Thursday, April 03, 2003

Jurnalisme Bogem Mentah di Layar Kaca

PADA sebuah kesempatan berbincang-bincang dengan Pemimpin Redaksi Liputan 6 SCTV Karni Ilyas, saya bertanya soal kecenderungan redaksi Liputan 6 menampilkan tindakan keras polisi terhadap tersangka pelaku kejahatan dalam program berita kriminal Buru Sergap. Saya yakin, banyak orang gerah melihat polisi sedemikian kasar, seperti sering terlihat pada program berita sejenis Buser. Ketika itu, di pengujung Januari 2003, Karni menjawab tenang, "Jangan televisinya yang disalahkan. Salahkan polisinya. Itu kan fakta. Fakta itu suci dalam kaidah jurnalistik." Secara tak langsung, Karni ingin mengatakan bahwa memang begitulah hasil reportase kru Liputan 6, sehingga sah-sah saja televisi menampilkan polisi tengah menampar, meninju, atau menjambak tersangka pelaku kejahatan.

Fakta yang dimaksud Karni, boleh jadi, memang demikian adanya. Tapi, saya mencoba mengejar jawaban Karni dengan bertanya, bukankah SCTV memfasilitasi kekerasan polisi itu, untuk disiarkan dan ditonton jutaan orang? Mungkin saya bukan siapa-siapa, tapi saya keberatan dengan sikap stasiun televisi yang seolah-olah menolak bertanggung jawab pada pemberitaan yang menonjolkan unsur kekerasan. Jenis berita macam apakah polisi yang tengah menabok penjudi, memukul perut maling atau pengedar narkoba? Meski sang kameraman merekam adegan polisi seperti itu, artinya memang demikian faktanya, terlalu berlebihan sebuah berita kriminal mengenai maling ayam, misalnya, tapi gambar yang ditonjolkan adalah saat si tersangka dikerasi supaya mengaku.

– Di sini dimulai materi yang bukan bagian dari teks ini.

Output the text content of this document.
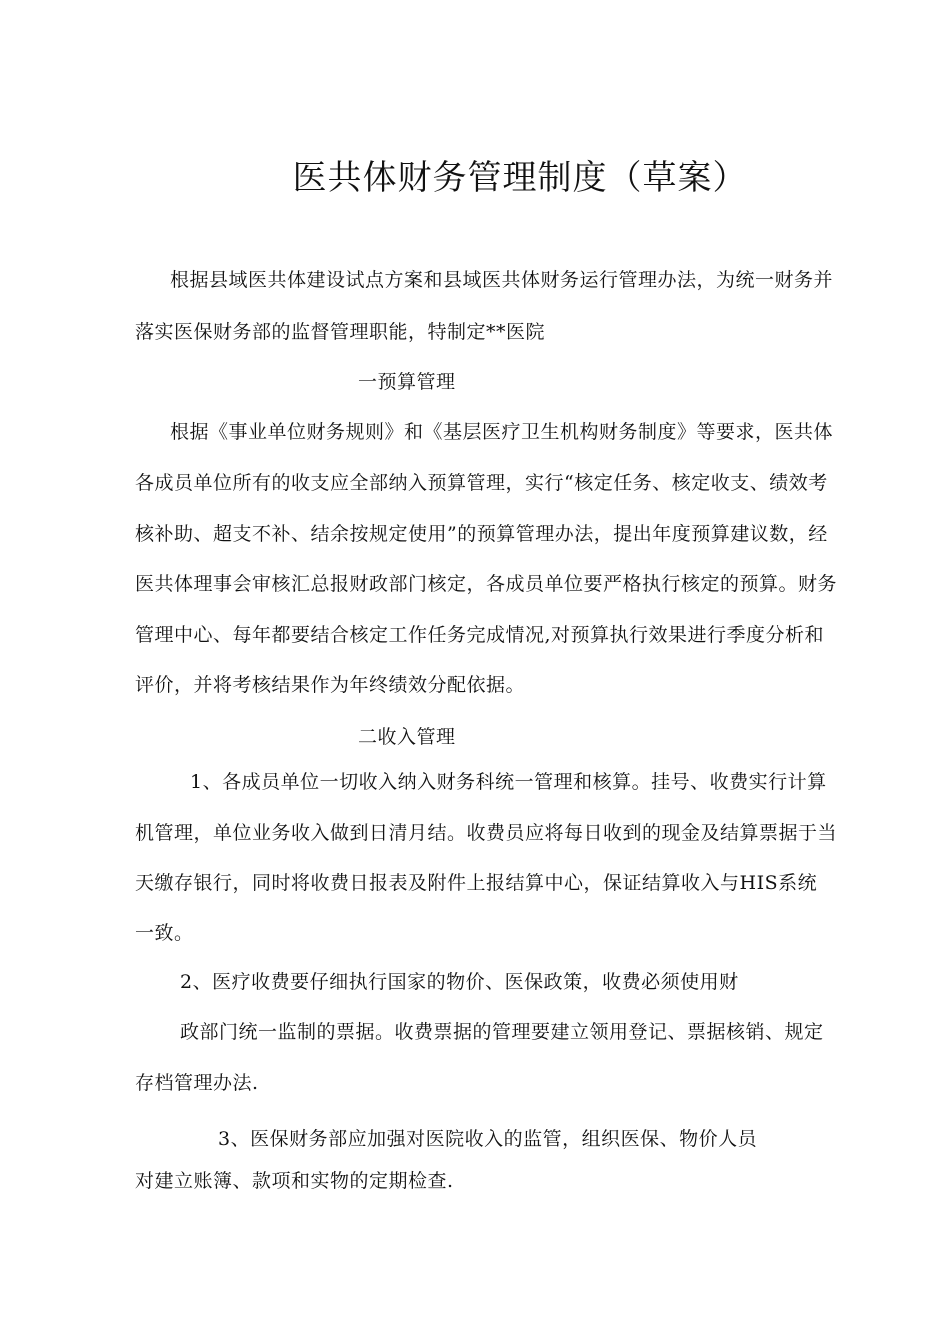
医共体财务管理制度（草案）
根据县域医共体建设试点方案和县域医共体财务运行管理办法，为统一财务并
落实医保财务部的监督管理职能，特制定**医院
一预算管理
根据《事业单位财务规则》和《基层医疗卫生机构财务制度》等要求，医共体
各成员单位所有的收支应全部纳入预算管理，实行“核定任务、核定收支、绩效考
核补助、超支不补、结余按规定使用”的预算管理办法，提出年度预算建议数，经
医共体理事会审核汇总报财政部门核定，各成员单位要严格执行核定的预算。财务
管理中心、每年都要结合核定工作任务完成情况,对预算执行效果进行季度分析和
评价，并将考核结果作为年终绩效分配依据。
二收入管理
1、各成员单位一切收入纳入财务科统一管理和核算。挂号、收费实行计算
机管理，单位业务收入做到日清月结。收费员应将每日收到的现金及结算票据于当
天缴存银行，同时将收费日报表及附件上报结算中心，保证结算收入与HIS系统
一致。
2、医疗收费要仔细执行国家的物价、医保政策，收费必须使用财
政部门统一监制的票据。收费票据的管理要建立领用登记、票据核销、规定
存档管理办法.
3、医保财务部应加强对医院收入的监管，组织医保、物价人员
对建立账簿、款项和实物的定期检查.
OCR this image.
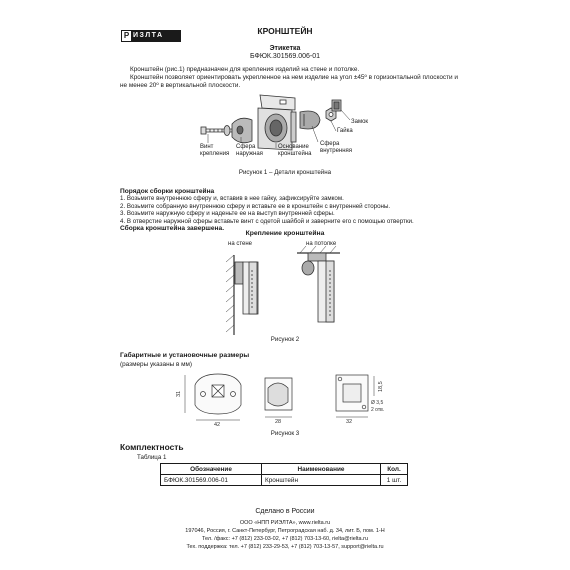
Р ИЗЛТА	КРОНШТЕЙН
Этикетка
БФЮК.301569.006-01

Кронштейн (рис.1) предназначен для крепления изделий на стене и потолке.

Кронштейн позволяет ориентировать укрепленное на нем изделие на угол ±45º в горизонтальной плоскости и не менее 20º в вертикальной плоскости.

31
42	28	32
18,5
Ø 3,5
2 отв.
Винт крепления
Сфера наружная
Основание кронштейна
Сфера внутренняя
Гайка
Замок
Рисунок 1 – Детали кронштейна
Порядок сборки кронштейна
1. Возьмите внутреннюю сферу и, вставив в нее гайку, зафиксируйте замком.
2. Возьмите собранную внутреннюю сферу и вставьте ее в кронштейн с внутренней стороны.
3. Возьмите наружную сферу и наденьте ее на выступ внутренней сферы.
4. В отверстие наружной сферы вставьте винт с одетой шайбой и заверните его с помощью отвертки.
Сборка кронштейна завершена.
Крепление кронштейна
на стене	на потолке
Рисунок 2
Габаритные и установочные размеры
(размеры указаны в мм)
Рисунок 3
Комплектность
Таблица 1
Обозначение	Наименование	Кол.
БФЮК.301569.006-01	Кронштейн	1 шт.
Сделано в России
ООО «НПП РИЭЛТА», www.rielta.ru
197046, Россия, г. Санкт-Петербург, Петроградская наб. д. 34, лит. Б, пом. 1-Н
Тел. /факс: +7 (812) 233-03-02, +7 (812) 703-13-60, rielta@rielta.ru
Тех. поддержка: тел. +7 (812) 233-29-53, +7 (812) 703-13-57, support@rielta.ru
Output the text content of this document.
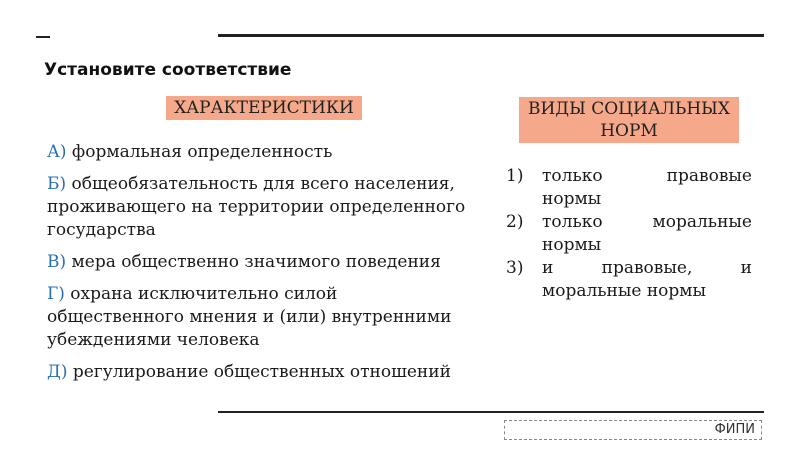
Установите соответствие
ХАРАКТЕРИСТИКИ	ВИДЫ СОЦИАЛЬНЫХ НОРМ
А) формальная определенность
Б) общеобязательность для всего населения, проживающего на территории определенного государства
В) мера общественно значимого поведения
Г) охрана исключительно силой общественного мнения и (или) внутренними убеждениями человека
Д) регулирование общественных отношений
1)	только правовые нормы
2)	только моральные нормы
3)	и правовые, и моральные нормы
ФИПИ
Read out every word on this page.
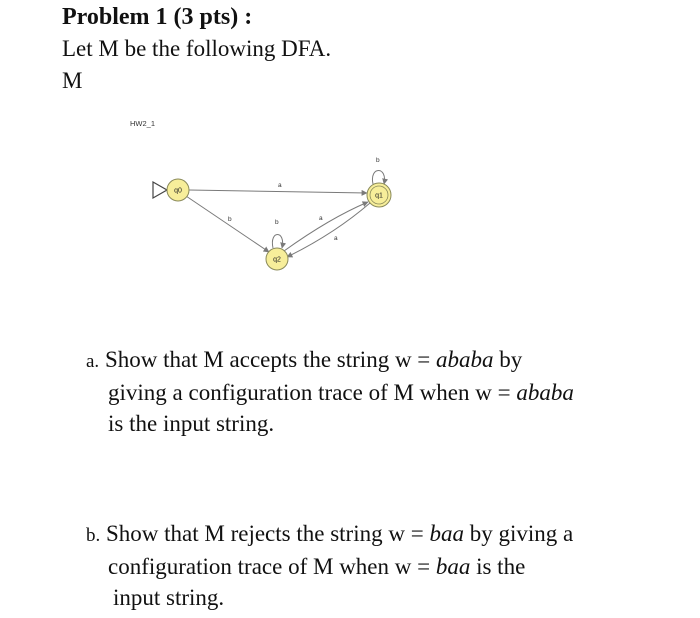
Problem 1 (3 pts) :
Let M be the following DFA.
M
HW2_1
a
b	b
b
a
a
q0
q1
q2
a. Show that M accepts the string w = ababa by
giving a configuration trace of M when w = ababa
is the input string.
b. Show that M rejects the string w = baa by giving a
configuration trace of M when w = baa is the
input string.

Mendengar pertanyaan susulan saya, Karni tetap pada pendiriannya seraya menambahkan bahwa polisilah yang seharusnya berbenah, jangan bertindak berlebihan kepada orang yang belum tentu bersalah. Pernyataan Karni bermakna bahwa dalam konteks pemberitaan kriminal, menyiarkan tindakan kasar polisi pada tersangka, stasiun televisi ada pada posisi yang sesuai jalur: mendapatkan fakta apa adanya, dan atas dasar itulah hasil reportase menjadi layak tayang. Bagaimana pula ini bisa diterima akal sehat? Kenapa harus polisi saja yang berubah, stasiun televisi tidak?

Sejak program berita kriminal Patroli mengudara dari stasiun televisi Indosiar, secara perlahan, tayangan-tayangan sejenis memang bermunculan. Ada kesan latah, memang. Tapi, mengekor sesuatu yang menarik bukanlah perkara tabu. Apalagi, rupanya, program berita yang memfokuskan kriminalitas ini bisa mendulang iklan lantaran rating yang diperoleh juga cukup tinggi. Maka, menyusulah Buser di SCTV, Sergap di RCTI, Modus di Trans TV, serta TKP di TV7. Lepas dari upaya menjaring iklan, ada pula yang yakin bahwa siaran model seperti itu akan mengurangi tindakan kriminal dalam bentuk apa pun. Benar demikian? Butuh penelitian lebih lanjut menjawabnya. Satu hal pasti, kalau aksi kriminalitas berkurang, sudah pasti tayangan seperti itu akan kekurangan berita.

Dari serangkaian tayangan, sejauh ini, sulit memungkiri bahwa memang terjadi ulah polisi yang terkesan berlebihan terhadap tersangka kriminal. Ada polisi yang menampar pipi tersangka sambil membentak-bentak. Ada pula polisi yang umumnya berseragam preman meninju perut tersangka supaya mengaku. Umumnya, yang terkena damprat adalah penjahat-penjahat kelas teri: dari penjudi kere, pengedar narkoba kelas ketengan, sampai maling ayam. Pada kesempatan lain, mata kita berbenturan dengan sikap ramah polisi pada penjahat kerah putih. Saya tak meminta golongan penjahat seperti ini dikerasi pula. Saya cuma ingin mengatakan bahwa kalangan kecil--meski seorang penjahat--tetap saja diperlakukan tak adil. Betapa malangnya nasib mereka.

Kamera televisi senang merekam adegan saat polisi bertindak kasar. Sebab, itulah gambar bagus dan dengan demikian sangat layak tayang. Lalu, upaya penyaringan menonton televisi di rumah sedemikian kendur dan anak-anak kecil bisa dengan leluasa membelalakkan mata di depan layar kaca, lupakah bahwa tayangan seperti Patroli Cs memiliki dampak yang tak bisa dianggap remeh?